Wenn eine Linde Geschichten erzählen könnte
Der älteste Baum Ambergs

Diesem Standort wohnt ein Zauber inne, der sich nur schwer fotografieren lässt: Die Linde auf dem Schanzhübl, ein kleiner Hügel zwischen THW und Drahthammer Schlößl, ist vermutlich einer der ältesten Bäume Ambergs. Beweis ist das Urkataster von 1853, worin der beeindruckende Zeitzeuge damals schon verzeichnet war. Bild: Hartl

Drei Menschen müssten sich an der Hand nehmen, um ihn umarmen zu können. Knorrig und zerfurcht steht er da und strengt sich heuer einmal mehr an, um den Winter mit aller Kraft abzuschütteln. Der riesige Zeitgenosse wächst auf einem Hügel und ist doch fast versteckt. Die Linde auf dem Schanzhübl hinter dem Drahthammer Schlößl ist vielleicht der älteste Baum Ambergs.

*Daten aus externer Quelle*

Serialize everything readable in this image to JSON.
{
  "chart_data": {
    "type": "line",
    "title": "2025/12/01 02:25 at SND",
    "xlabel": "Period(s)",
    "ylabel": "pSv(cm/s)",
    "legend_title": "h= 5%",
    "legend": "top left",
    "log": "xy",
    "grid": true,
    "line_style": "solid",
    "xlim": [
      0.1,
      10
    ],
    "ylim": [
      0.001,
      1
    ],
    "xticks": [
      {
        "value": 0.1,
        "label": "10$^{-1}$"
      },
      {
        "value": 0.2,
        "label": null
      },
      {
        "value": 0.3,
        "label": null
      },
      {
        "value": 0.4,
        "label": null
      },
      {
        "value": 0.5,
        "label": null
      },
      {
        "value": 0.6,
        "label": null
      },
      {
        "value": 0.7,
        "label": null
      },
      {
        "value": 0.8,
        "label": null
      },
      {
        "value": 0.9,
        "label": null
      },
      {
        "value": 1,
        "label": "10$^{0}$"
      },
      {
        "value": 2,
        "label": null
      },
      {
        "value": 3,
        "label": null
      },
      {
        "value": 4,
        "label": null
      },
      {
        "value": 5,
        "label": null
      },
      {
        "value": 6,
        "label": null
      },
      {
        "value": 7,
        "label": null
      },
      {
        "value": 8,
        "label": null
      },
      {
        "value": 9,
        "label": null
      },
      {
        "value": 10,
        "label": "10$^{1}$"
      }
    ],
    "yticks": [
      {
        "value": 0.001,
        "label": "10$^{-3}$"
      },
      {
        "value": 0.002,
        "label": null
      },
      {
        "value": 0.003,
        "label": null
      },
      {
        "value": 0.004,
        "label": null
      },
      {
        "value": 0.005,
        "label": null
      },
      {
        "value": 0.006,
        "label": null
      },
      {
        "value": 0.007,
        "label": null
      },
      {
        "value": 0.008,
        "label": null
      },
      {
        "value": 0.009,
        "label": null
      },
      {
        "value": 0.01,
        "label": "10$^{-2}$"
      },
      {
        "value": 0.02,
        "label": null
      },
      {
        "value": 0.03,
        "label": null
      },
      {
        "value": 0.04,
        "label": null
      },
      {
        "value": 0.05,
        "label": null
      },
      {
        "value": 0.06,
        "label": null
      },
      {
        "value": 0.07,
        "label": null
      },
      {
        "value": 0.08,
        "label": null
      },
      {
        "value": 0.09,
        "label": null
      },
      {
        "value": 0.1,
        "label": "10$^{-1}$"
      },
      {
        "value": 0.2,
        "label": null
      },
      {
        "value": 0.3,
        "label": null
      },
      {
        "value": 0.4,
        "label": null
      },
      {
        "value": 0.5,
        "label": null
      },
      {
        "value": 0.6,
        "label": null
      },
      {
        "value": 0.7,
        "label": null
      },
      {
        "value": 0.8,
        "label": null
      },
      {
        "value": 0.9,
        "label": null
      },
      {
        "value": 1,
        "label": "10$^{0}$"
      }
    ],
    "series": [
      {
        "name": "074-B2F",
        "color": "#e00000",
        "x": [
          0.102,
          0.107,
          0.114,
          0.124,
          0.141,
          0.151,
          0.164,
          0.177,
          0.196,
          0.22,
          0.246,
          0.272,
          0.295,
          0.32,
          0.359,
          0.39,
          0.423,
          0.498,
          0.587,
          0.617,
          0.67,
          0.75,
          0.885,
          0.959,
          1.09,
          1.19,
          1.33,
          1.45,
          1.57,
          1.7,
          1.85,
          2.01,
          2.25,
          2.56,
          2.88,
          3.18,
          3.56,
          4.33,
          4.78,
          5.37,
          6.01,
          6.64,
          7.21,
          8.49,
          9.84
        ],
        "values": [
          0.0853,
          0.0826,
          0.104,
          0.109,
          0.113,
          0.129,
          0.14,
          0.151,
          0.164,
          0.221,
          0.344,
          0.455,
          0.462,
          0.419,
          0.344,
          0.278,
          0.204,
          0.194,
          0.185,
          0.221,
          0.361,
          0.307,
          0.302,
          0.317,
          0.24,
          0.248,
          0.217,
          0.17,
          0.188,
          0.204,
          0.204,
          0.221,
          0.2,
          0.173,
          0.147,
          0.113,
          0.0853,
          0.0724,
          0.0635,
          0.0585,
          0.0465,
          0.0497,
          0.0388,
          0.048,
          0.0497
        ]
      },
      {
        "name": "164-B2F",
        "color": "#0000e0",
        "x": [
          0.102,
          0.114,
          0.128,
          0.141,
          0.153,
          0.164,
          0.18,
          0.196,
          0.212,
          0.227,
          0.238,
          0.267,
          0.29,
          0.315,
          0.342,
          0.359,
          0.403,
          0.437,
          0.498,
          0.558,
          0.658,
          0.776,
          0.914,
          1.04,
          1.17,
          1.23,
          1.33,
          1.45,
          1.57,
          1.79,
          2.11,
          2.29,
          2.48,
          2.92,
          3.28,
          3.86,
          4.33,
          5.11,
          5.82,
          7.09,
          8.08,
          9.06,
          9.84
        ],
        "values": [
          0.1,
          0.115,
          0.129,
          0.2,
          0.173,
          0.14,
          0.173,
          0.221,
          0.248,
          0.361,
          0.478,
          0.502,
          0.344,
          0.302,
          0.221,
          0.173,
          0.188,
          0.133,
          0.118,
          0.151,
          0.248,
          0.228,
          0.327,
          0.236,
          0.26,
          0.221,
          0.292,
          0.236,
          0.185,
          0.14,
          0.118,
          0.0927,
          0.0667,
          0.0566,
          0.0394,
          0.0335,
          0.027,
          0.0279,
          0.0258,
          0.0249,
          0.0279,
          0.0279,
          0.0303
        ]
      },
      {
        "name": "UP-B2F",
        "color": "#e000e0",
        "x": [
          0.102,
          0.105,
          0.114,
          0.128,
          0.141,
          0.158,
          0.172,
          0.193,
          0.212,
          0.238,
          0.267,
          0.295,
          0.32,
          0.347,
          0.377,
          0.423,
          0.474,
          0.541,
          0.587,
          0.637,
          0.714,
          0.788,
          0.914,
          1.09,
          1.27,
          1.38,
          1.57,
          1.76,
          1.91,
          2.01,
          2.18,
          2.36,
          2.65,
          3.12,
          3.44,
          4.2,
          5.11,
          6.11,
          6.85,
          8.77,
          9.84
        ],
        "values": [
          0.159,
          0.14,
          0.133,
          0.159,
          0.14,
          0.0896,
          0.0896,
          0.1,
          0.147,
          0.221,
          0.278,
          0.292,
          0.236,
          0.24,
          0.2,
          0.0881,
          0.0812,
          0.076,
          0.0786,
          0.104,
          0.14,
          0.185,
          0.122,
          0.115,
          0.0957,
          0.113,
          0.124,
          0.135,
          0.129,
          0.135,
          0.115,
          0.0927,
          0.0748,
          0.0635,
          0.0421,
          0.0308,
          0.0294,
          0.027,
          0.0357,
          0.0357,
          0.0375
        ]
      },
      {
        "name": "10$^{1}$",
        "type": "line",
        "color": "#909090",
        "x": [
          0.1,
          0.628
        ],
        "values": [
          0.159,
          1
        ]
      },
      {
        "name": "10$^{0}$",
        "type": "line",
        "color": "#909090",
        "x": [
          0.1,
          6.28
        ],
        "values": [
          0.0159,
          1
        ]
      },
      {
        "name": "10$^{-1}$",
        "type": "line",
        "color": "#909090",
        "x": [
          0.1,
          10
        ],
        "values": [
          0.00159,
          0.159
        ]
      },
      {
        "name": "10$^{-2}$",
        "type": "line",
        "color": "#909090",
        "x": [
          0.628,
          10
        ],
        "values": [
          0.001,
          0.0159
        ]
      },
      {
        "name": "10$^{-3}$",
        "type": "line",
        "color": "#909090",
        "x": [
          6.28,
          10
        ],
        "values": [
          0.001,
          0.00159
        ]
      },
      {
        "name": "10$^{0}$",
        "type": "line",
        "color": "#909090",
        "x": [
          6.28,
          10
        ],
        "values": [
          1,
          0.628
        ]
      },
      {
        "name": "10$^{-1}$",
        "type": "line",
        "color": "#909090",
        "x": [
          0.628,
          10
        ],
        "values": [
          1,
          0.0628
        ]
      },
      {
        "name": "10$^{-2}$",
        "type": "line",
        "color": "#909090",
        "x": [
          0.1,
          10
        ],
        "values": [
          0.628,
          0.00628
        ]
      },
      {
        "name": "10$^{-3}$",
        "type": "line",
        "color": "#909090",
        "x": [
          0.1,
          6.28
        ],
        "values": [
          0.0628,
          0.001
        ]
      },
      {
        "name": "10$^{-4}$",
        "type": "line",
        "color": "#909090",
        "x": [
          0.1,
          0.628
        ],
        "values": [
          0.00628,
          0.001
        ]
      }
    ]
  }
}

Einfach war die Suche nicht. "Man kann sich nicht an der Dicke eines Stammes orientieren", sagt Bernhard Frank vom Team Grün der Stadt. Er wählte gemeinsam mit Florian Haas, Leiter der Unteren Naturschutzbehörde, zum gestrigen Tag des Baumes drei Exemplare aus, die deutlich über 100 Jahre alt sind. Das optimale Wuchsverhalten liege natürlich auch am Standort. Eine Bestimmung des Alters der Bäume im Stadtgebiet wäre theoretisch möglich, in der Praxis aber ungeheuer aufwendig und relativ teuer. Deshalb könne das Alter lediglich geschätzt werden. Dabei kommen mehrere grüne Gesellen als älteste infrage.

Ort als Gerichtsstätte


Heißester Anwärter auf den Titel ist die Linde in der Nähe der Drahthammer-Kreuzung mit einem Stammumfang von über vier Metern. Sie steht auf einem Hügel zwischen Technischem Hilfswerk und Drahthammer Schlößl in direkter Nachbarschaft zur Vils und ist von der Straße aus versteckt, aber dennoch zu sehen. Die Stelle nennt sich Schanzhübl. Dieser Hügel hat eine lange Geschichte. Laut einem historischen Aufsatz von 1911 (veröffentlicht in einem Heft mit dem Titel "Oberpfalz") war die Stelle einst als "Befestigungswerk zu sehen, das man absichtlich in abgelegenes Sumpfland gebaut hat, um dem Feinde die Annäherung zu erschweren". Der Autor beschreibt die Stelle als "ganz von Rasen überzogen und von herrlichen Linden beschattet". Darauf sei sogar einst eine Burg gestanden, was Urkunden bescheinigen würden, die den Schanzhübl als Burgstall bezeichnen. Später habe der Ort als Gerichtsstätte gedient.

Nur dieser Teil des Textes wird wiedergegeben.